PyPNM serves FastAPI through Uvicorn worker processes. For production, worker count should be based on both:

available CPU cores
available RAM

PyPNM analysis paths can be both CPU-heavy and memory-heavy, so choosing workers from CPU count alone can overcommit memory on smaller systems.

Recommendation¶

For production installs, seed the initial pypnm serve defaults from the target host at install time using:

logical CPU count
total available memory

Then keep the values operator-overrideable at runtime.

PyPNM now ships a helper script for that purpose:

./scripts/seed-fastapi-worker-profile.py

By default, the helper writes pypnm-serve.env under the configured PnmFileRetrieval.runtime_dir path from system.json.
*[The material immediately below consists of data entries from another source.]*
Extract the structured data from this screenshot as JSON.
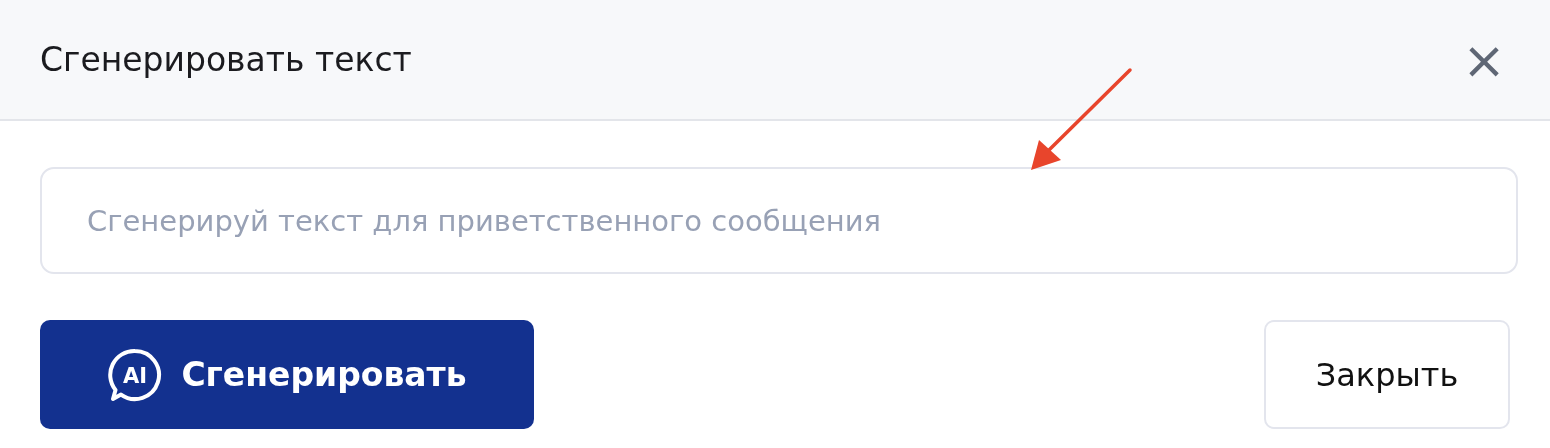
{
  "dialog": {
    "title": "Сгенерировать текст",
    "close_glyph": "×"
  },
  "prompt_field": {
    "placeholder": "Сгенерируй текст для приветственного сообщения"
  },
  "buttons": [
    {
      "kind": "primary",
      "label": "Сгенерировать",
      "icon_text": "AI"
    },
    {
      "kind": "secondary",
      "label": "Закрыть"
    }
  ]
}
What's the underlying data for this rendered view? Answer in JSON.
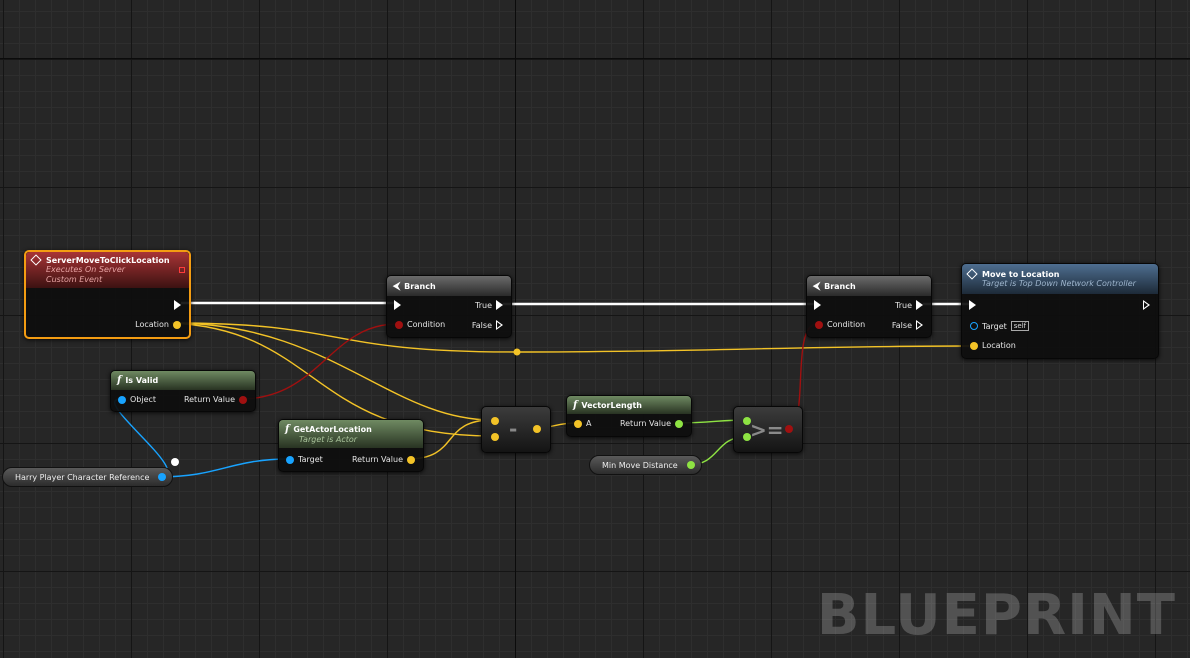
{
  "watermark": "BLUEPRINT",
  "colors": {
    "exec": "#ffffff",
    "vector": "#f3c327",
    "object": "#18a3ff",
    "boolean": "#a01010",
    "float": "#8ee343",
    "selection": "#f39c12"
  },
  "nodes": {
    "server_event": {
      "title": "ServerMoveToClickLocation",
      "sub1": "Executes On Server",
      "sub2": "Custom Event",
      "pin_location": "Location"
    },
    "branch1": {
      "title": "Branch",
      "pin_condition": "Condition",
      "pin_true": "True",
      "pin_false": "False"
    },
    "branch2": {
      "title": "Branch",
      "pin_condition": "Condition",
      "pin_true": "True",
      "pin_false": "False"
    },
    "move_to_location": {
      "title": "Move to Location",
      "sub": "Target is Top Down Network Controller",
      "pin_target": "Target",
      "target_default": "self",
      "pin_location": "Location"
    },
    "is_valid": {
      "title": "Is Valid",
      "pin_object": "Object",
      "pin_return": "Return Value"
    },
    "get_actor_location": {
      "title": "GetActorLocation",
      "sub": "Target is Actor",
      "pin_target": "Target",
      "pin_return": "Return Value"
    },
    "subtract": {
      "symbol": "-"
    },
    "vector_length": {
      "title": "VectorLength",
      "pin_a": "A",
      "pin_return": "Return Value"
    },
    "compare": {
      "symbol": ">="
    },
    "var_player": {
      "label": "Harry Player Character Reference"
    },
    "var_min_distance": {
      "label": "Min Move Distance"
    }
  }
}
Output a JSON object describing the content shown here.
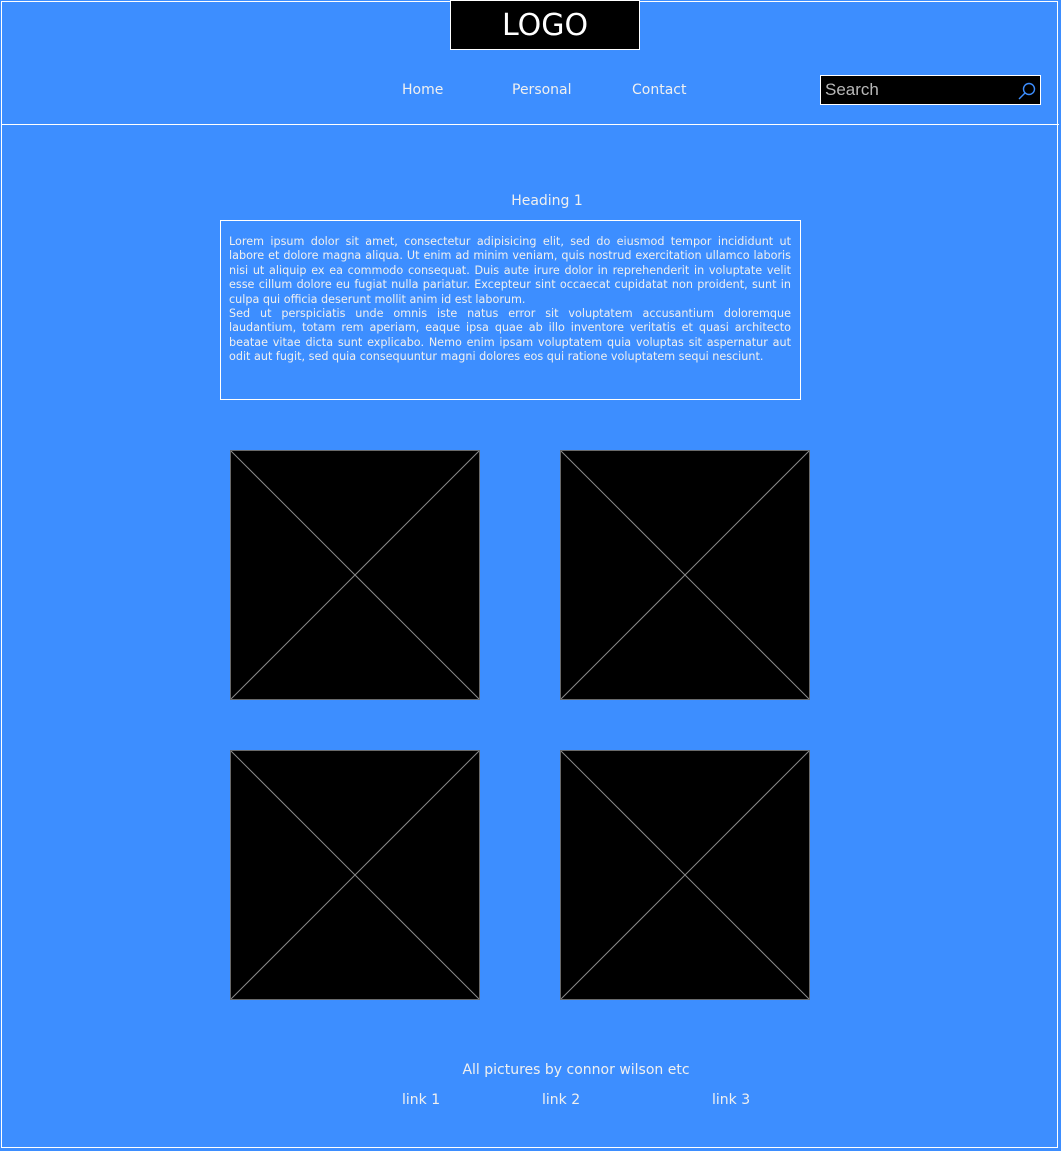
{
  "header": {
    "logo_text": "LOGO",
    "nav": [
      {
        "label": "Home"
      },
      {
        "label": "Personal"
      },
      {
        "label": "Contact"
      }
    ],
    "search": {
      "placeholder": "Search",
      "value": ""
    }
  },
  "main": {
    "heading": "Heading 1",
    "paragraphs": [
      "Lorem ipsum dolor sit amet, consectetur adipisicing elit, sed do eiusmod tempor incididunt ut labore et dolore magna aliqua. Ut enim ad minim veniam, quis nostrud exercitation ullamco laboris nisi ut aliquip ex ea commodo consequat. Duis aute irure dolor in reprehenderit in voluptate velit esse cillum dolore eu fugiat nulla pariatur. Excepteur sint occaecat cupidatat non proident, sunt in culpa qui officia deserunt mollit anim id est laborum.",
      "Sed ut perspiciatis unde omnis iste natus error sit voluptatem accusantium doloremque laudantium, totam rem aperiam, eaque ipsa quae ab illo inventore veritatis et quasi architecto beatae vitae dicta sunt explicabo. Nemo enim ipsam voluptatem quia voluptas sit aspernatur aut odit aut fugit, sed quia consequuntur magni dolores eos qui ratione voluptatem sequi nesciunt."
    ]
  },
  "footer": {
    "credit": "All pictures by connor wilson etc",
    "links": [
      {
        "label": "link 1"
      },
      {
        "label": "link 2"
      },
      {
        "label": "link 3"
      }
    ]
  },
  "colors": {
    "background": "#3d8eff",
    "placeholder_fill": "#000000",
    "line": "#ffffff",
    "search_icon": "#3d8eff"
  },
  "icons": {
    "search": "search-icon",
    "image_placeholder": "image-placeholder-x"
  }
}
The generated env file is consumed automatically by:

./scripts/start-fastapi-service.sh

This gives a good out-of-box default while still letting deployments adjust for:

container CPU limits
memory limits
colocated services
future hardware changes

Sizing Rules¶

Recommended starting rules:

workers = min(4, cpu_count)
then reduce workers if memory is tight
limit-max-requests = 2000 as the default recycle safety valve
use limit-max-requests = 1000 on smaller systems or when investigating memory creep

Hardware Scenarios¶

Hardware Profile	CPU	RAM	Recommended Workers	Recommended `--limit-max-requests`	Notes
Small lab VM	2 cores	4 GB	1	1000	Safest low-memory baseline.
Small production node	2 cores	8 GB	2	1000	Good for light concurrent API usage.
Balanced node	4 cores	8 GB	2	2000	CPU allows 4, but memory is the limiter.
Standard production node	4 cores	16 GB	4	2000	Good default target for mixed API and analysis traffic.
Larger analysis node	8 cores	16 GB	4	2000	Keep workers capped to avoid per-worker memory pressure.
Larger production node	8 cores	32 GB	4	2000	Extra RAM helps absorb analysis spikes without needing more workers.
High-capacity node	16+ cores	64+ GB	4-8	2000-4000	Only raise above 4 when concurrency demand is proven.

Why Memory Matters¶

Each worker is a separate process with its own memory footprint.

That means:

4 workers can use roughly 4x the memory of 1 worker under similar load
heavy analysis requests can temporarily push a single worker much higher than idle baseline
recycle limits help stop slow per-worker growth from becoming permanent

Install-Time Defaulting¶

If the installer seeds defaults automatically, the logic should be conservative:

Detect CPU count.
Detect total memory.
Choose a worker count from the lower of: CPU-based target memory-based target
Write the suggested values into the install or service wrapper.
Keep CLI overrides available.

Suggested memory guardrails:

under 6 GB RAM: default to 1 worker
6-12 GB RAM: default to at most 2 workers
12-24 GB RAM: default to at most 4 workers
above 24 GB RAM: allow 4, and only go higher when concurrency testing justifies it

Example Commands¶

# Small node
pypnm serve --host-all --port 8000 --workers 1 --limit-max-requests 1000

# Standard production node
pypnm serve --host-all --port 8000 --workers 4 --limit-max-requests 2000

# Higher-capacity node with proven concurrency need
pypnm serve --host-all --port 8000 --workers 6 --limit-max-requests 2000

Practical Guidance¶

Start conservatively.
Watch RSS per worker under real analysis traffic.
Increase workers only when you need more concurrency.
Lower limit-max-requests if you see slow worker growth over time.
Do not use --reload for production sizing decisions.